Di cosa hanno bisogno i ragazzi?
«Di essere accolti in un dialogo con la persona giusta che hai di fronte e ti da informazioni corrette. Con queste ultime scelte di semplificazione rispetto all'assunzione della pillola, instilliamo alle nostre figlie che se ne devono occupare loro con un enorme passa indietro rispetto ai discorsi di emancipazione, consapevolezza di sé e rispetto del proprio corpo. Nei percorsi del metodo Teen star, programmi di educazione affettiva e sessuale fatti di 12 incontri con gli adolescenti, notiamo che come aumentando la consapevolezza di sé si riducono le gravidanze indesiderate».
Allora perché fate così fatica a entrare nelle scuole con i corsi all'affettività e sessualità del Consultorio?
«Perché siamo una realtà ecclesiale davanti alla quale c'è un pregiudizio. Laddove riusciamo, entriamo soprattutto nelle terze medie, ma anche nelle quinte liceo dove le ragazze stesse chiedono di fare percorsi sull'aborto e sulla sessualità. Nelle scuola medie, la richiesta arriva dai prof di religione, italiano e scienze che di comune accordo chiedono di elaborare insieme questo percorso. Noi testimoniamo il rispetto per la vita, ma soprattutto proponiamo un percorso di crescita personale e relazionale».
Perché c'è tutta questa difficoltà ancora nell'affrontare certi argomenti?
«Pensi che siamo stati chiamati a parlare con bimbi di quinta elementare di apparato riproduttivo perché le maestre non si sentivano in grado di affrontare l'argomento. Il che mi ha veramente sconcertata; hanno paura delle domande dei piccoli e che i genitori possano contestare le risposte. Quando, invece, con i bimbi di 10 anni ho fatto lezioni di tipo scientifico chiamando le cose con i loro nomi, mostrando video sulla gravidanza che hanno scatenato mille domande e sono stati incontri bellissimi. Semplicemente perché abbiamo trattato questi ragazzini come persone e li abbiamo presi sul serio».
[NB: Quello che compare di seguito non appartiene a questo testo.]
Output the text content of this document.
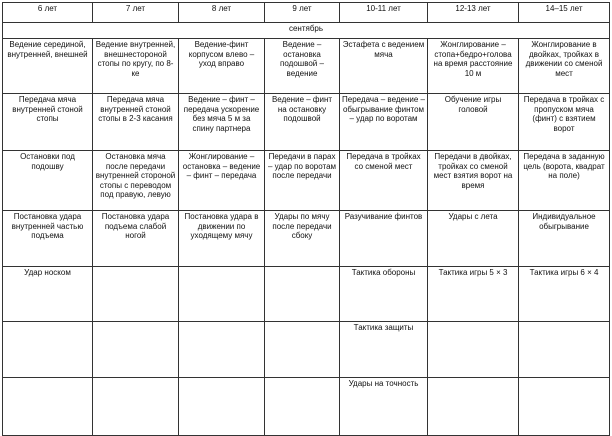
6 лет	7 лет	8 лет	9 лет	10-11 лет	12-13 лет	14–15 лет
сентябрь						
Ведение серединой, внутренней, внешней	Ведение внутренней, внешнестороной стопы по кругу, по 8-ке	Ведение-финт корпусом влево – уход вправо	Ведение – остановка подошвой – ведение	Эстафета с ведением мяча	Жонглирование – стопа+бедро+голова на время расстояние 10 м	Жонглирование в двойках, тройках в движении со сменой мест
Передача мяча внутренней стоной стопы	Передача мяча внутренней стоной стопы в 2-3 касания	Ведение – финт – передача ускорение без мяча 5 м за спину партнера	Ведение – финт на остановку подошвой	Передача – ведение – обыгрывание финтом – удар по воротам	Обучение игры головой	Передача в тройках с пропуском мяча (финт) с взятием ворот
Остановки под подошву	Остановка мяча после передачи внутренней стороной стопы с переводом под правую, левую	Жонглирование – остановка – ведение – финт – передача	Передачи в парах – удар по воротам после передачи	Передача в тройках со сменой мест	Передачи в двойках, тройках со сменой мест взятия ворот на время	Передача в заданную цель (ворота, квадрат на поле)
Постановка удара внутренней частью подъема	Постановка удара подъема слабой ногой	Постановка удара в движении по уходящему мячу	Удары по мячу после передачи сбоку	Разучивание финтов	Удары с лета	Индивидуальное обыгрывание
Удар носком				Тактика обороны	Тактика игры 5 × 3	Тактика игры 6 × 4
				Тактика защиты		
				Удары на точность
Che adolescenti incontra nelle quinte?
«Le ragazze soprattutto ascoltano, si espongono poco; nei percorsi che facciamo sottolineiamo le influenze nei mass media, della pornografia che dilaga nei nostri ragazzi cambiando la prospettiva che hanno nei confronti delle donne, i maschi ma anche le ragazze stesse. La prostituzione intorno a Roma è un fenomeno dilagante; mi è capitato che in una terza media un ragazzino sapesse le etnie delle donne che si prostituiscono su tutte le strade. Quando poi abbiamo parlato di stupro, dove la donna viene ridotta a oggetto e strumento nelle guerre da esibire come simbolo di vittoria, un ragazzetto ha commentato: “Andiamo tutti in Siria!”. Accadeva tre anni fa quando la guerra devastava il Paese, io l'ho ripreso sonoramente. Ma mi sono resa conto che non sapeva cosa diceva».
C'è quindi un gran lavoro da fare con i maschi, ma anche con le femmine...
«Per aiutarli a conoscere se stessi e l'altro sesso e comprendere i gesti che fanno. Perché se consideriamo il rapporto in termini di quantità, di performance, non ci rendiamo conto della qualità: noi parliamo di comunione riferendoci ai rapporti sessuali, ma nelle classi siamo lontani anni luce da questo concetto... È un lavoro che andrebbe fatto partendo dalle parrocchie stesse perché i nostri giovani sono immersi a tutte le ore nella narrazione di una sessualità distorta».
Lei che è anche mamma di quattro ragazzi dai 30 ai 23 anni, che consigli può dare ai genitori?
«Di stare in ascolto dei figli ed essere disponibili a rispondere alle domande o addirittura sollecitarle. Domande indispensabili per i ragazzi per conoscere il mondo dei grandi. Quando, poi, diventano grandi non è meno importante mantenere aperta la comunicazione. Noi pensiamo che i nostri figli siano dei geni dei computer e per questo autosufficienti, ma il nostro ruolo è essenziale: dare un senso a quello che fanno e a quello che leggono in quel mondo parallelo».